[Carette of Sark by John Oxenham]@TWC D-Link bookCarette of Sark CHAPTER XIV 4/16
It was probably the blue line of coast on the horizon which set us to that, and perhaps something of a desire on my part to show her that, if she had been learning things at the Miss Maugers, I also had been learning in the greater world outside. It was very different from the talk that usually passes between riders on Riding Day.
For every horse that day is supposed to carry three, though one of them nestles so close between the others that only bits of him may be seen at times in their eyes and faces. But it was all no use.

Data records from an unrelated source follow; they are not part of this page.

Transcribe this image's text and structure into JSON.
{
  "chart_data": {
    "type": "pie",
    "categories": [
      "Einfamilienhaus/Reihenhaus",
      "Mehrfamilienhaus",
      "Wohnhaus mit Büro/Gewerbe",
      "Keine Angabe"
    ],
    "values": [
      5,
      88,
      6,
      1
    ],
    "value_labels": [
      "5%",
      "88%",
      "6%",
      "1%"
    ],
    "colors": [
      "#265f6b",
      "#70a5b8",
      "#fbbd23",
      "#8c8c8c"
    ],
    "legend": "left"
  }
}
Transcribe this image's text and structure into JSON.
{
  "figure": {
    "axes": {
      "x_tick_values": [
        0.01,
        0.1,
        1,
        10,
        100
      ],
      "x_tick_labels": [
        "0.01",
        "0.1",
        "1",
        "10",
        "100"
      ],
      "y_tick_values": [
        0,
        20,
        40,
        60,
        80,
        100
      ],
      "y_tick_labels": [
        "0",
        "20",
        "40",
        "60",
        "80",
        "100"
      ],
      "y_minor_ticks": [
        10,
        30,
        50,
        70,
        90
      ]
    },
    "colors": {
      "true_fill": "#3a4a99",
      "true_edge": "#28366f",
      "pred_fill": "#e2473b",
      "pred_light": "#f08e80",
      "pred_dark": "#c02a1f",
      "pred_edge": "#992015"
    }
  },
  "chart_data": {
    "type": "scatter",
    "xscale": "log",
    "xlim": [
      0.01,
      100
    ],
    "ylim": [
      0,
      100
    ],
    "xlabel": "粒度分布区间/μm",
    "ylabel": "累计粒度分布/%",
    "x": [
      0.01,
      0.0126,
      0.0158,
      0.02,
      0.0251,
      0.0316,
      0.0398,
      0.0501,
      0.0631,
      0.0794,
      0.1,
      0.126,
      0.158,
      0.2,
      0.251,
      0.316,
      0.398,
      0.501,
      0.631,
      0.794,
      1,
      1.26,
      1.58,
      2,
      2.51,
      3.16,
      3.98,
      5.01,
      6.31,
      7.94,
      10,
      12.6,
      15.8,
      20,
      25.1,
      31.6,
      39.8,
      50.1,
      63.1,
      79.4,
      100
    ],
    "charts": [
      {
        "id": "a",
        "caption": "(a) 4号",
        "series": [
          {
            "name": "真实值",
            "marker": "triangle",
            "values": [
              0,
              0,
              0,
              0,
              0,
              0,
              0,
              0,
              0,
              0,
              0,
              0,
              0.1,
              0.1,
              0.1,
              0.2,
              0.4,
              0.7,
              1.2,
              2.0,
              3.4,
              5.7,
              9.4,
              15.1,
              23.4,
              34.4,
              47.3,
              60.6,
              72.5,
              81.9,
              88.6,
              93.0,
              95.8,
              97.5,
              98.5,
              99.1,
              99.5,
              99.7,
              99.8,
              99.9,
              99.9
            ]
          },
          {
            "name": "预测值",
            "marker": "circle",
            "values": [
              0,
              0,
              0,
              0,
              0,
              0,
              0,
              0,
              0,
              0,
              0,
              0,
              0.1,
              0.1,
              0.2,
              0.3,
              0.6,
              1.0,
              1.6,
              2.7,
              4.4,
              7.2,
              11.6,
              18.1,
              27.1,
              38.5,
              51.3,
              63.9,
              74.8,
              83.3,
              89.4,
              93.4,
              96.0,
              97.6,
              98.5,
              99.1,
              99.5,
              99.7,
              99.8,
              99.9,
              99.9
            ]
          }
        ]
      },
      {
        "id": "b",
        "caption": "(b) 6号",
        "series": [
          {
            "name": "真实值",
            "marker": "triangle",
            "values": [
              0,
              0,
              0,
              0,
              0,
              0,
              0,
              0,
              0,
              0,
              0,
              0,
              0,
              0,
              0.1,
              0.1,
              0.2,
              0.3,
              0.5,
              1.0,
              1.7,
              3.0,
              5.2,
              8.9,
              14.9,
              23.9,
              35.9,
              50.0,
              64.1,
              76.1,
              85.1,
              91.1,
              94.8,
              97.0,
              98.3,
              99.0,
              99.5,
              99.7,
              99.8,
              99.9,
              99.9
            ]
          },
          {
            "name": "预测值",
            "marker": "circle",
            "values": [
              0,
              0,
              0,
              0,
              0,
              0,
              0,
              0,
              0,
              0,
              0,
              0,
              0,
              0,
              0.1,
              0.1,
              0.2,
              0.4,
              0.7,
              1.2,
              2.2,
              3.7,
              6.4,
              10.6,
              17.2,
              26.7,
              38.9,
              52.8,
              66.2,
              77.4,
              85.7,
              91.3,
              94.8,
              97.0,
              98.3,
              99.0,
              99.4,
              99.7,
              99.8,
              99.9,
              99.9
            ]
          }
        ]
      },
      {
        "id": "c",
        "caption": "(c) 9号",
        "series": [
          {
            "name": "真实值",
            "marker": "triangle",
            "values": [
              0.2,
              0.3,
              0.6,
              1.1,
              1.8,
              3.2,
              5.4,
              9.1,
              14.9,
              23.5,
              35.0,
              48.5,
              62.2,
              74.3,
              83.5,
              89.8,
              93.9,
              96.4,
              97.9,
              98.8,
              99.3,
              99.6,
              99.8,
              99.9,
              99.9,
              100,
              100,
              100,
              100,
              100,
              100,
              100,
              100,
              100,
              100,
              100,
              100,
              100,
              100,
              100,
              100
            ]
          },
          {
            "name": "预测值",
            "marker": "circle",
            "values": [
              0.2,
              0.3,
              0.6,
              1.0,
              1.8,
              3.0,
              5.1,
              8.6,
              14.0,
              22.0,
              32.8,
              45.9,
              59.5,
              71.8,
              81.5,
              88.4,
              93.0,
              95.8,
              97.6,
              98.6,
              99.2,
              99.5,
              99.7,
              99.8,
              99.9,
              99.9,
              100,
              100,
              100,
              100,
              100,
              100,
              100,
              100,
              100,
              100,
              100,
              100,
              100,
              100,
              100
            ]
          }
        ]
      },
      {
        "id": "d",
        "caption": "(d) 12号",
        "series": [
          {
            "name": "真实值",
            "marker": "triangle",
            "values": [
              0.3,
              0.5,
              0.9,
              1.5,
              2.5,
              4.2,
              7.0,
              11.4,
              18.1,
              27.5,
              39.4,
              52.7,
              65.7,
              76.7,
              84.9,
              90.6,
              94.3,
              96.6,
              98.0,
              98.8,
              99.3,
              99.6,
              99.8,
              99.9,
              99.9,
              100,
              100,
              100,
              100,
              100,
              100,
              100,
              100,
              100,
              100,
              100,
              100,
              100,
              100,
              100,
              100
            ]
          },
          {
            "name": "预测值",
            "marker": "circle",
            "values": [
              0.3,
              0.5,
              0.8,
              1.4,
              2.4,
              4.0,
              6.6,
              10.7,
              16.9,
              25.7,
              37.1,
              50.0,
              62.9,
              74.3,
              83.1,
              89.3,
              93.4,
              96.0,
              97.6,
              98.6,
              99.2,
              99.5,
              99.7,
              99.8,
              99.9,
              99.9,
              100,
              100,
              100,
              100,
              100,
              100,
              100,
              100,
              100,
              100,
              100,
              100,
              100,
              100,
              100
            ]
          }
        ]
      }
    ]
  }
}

With young Torode in my mind, and Jean Le Marchant's probable intentions respecting Carette, and Carette's own wonderful growth which seemed to put us on different levels, and the smallness of my own prospects,--I could not bring myself to venture any loverly talk, though my heart was full of loving thoughts and growing intention. I had been telling her of the doings in Paris, and in Nantes and elsewhere, and she had been dreadfully interested in it all, when suddenly she jumped up with a sharp-- "Phil, you are horrid to-day.
I believe you have been telling me all these things just because Monsieur Torode is a Frenchman." "Torode ?--Pardie, I had forgotten Torode for the moment! He is too young to have had any hand in those doings, anyway." "All the same he is a Frenchman, and it was Frenchmen who did them." "And you think I was hitting at him behind his back! It is not behind his back I will hit him if needs be and the time comes.
But I had no thought of him, Carette.